Giacinta became lost in the words, surrendering herself to their power, their promise of another life. A life without Turold. It was not only possible, it was inevitable. Sir Otrygg warned her she couldn’t remain on this earth; all the portals were tied to her. The longer she remained, the greater the chance of its return. He wanted to kill her himself, but in the end he couldn’t do it, not with the memory of his sister standing between them. But Turold had no sister or love standing between them. Only his pity, a sense of obligation would stay his hand. But for how long? Better to end it now than to live long enough to watch him kill her. And to realize he never could.
The ice retreated steadily now, like villagers from advancing flames. The water swept between their feet, eddying around chunks that had shattered against the floor. And there it was: hanging loose, close enough to touch. As he stared at the cup, he could make out a figure in faded paint: small, yet vast, arms aloft, reaching for the stars. The ice dripped onto the floor, each drop echoing like a hammer blow in the distance. It was just like the vision: somewhere, far beyond, a voice intoned,
drink,
Drink,
DRINK!
He reached out for the cup, feeling its power push aside all doubt and discernment. Whatever happened, he would drain the cup and know its secret. Soon Lord Gramsteed and Sonya Vasilyevna and all their Messengers would fear his power. They would never call him ‘short’ again.
Giacinta grabbed his hand and thrust him aside. Before he could react, she sized the cup and looked inside, seeing exactly what she thought, the memory trickling in her eyes.
“I’m sorry, Turold, but this isn’t for you.
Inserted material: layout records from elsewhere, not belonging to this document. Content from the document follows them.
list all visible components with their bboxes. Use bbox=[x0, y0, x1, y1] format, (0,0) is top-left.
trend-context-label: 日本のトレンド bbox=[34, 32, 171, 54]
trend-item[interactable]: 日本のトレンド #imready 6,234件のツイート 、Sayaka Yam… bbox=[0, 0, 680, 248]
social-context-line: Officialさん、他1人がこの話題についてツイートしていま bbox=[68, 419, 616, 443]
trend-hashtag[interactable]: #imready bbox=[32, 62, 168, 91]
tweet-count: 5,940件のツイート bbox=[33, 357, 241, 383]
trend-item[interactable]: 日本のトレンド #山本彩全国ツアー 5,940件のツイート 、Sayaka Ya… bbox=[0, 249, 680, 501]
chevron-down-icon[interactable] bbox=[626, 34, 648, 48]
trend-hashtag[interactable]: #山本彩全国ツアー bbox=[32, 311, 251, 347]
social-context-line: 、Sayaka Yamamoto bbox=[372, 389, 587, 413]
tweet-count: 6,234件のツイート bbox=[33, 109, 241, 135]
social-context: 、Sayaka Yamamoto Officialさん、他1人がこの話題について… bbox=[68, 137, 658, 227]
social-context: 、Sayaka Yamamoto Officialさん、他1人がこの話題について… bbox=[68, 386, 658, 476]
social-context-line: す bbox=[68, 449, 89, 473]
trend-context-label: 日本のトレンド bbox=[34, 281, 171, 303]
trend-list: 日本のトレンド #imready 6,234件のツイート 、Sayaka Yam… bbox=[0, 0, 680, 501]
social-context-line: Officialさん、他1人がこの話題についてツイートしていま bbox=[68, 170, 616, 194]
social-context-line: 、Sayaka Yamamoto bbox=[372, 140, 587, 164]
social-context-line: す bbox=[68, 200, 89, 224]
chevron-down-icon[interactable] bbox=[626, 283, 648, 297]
You aren’t the one to free the grain from wonder-lock. We placed it here so I could return for it; they were waiting for me.”
He tried to stop her, but felt himself held fast, his limbs cold and useless. Instead he watched her doff the entire cup and hold it in wonder against her lips.
“I remember everything now, Turold,” she said, in a distant voice. “It’s all coming back to me. We were wrong…we were both wrong.”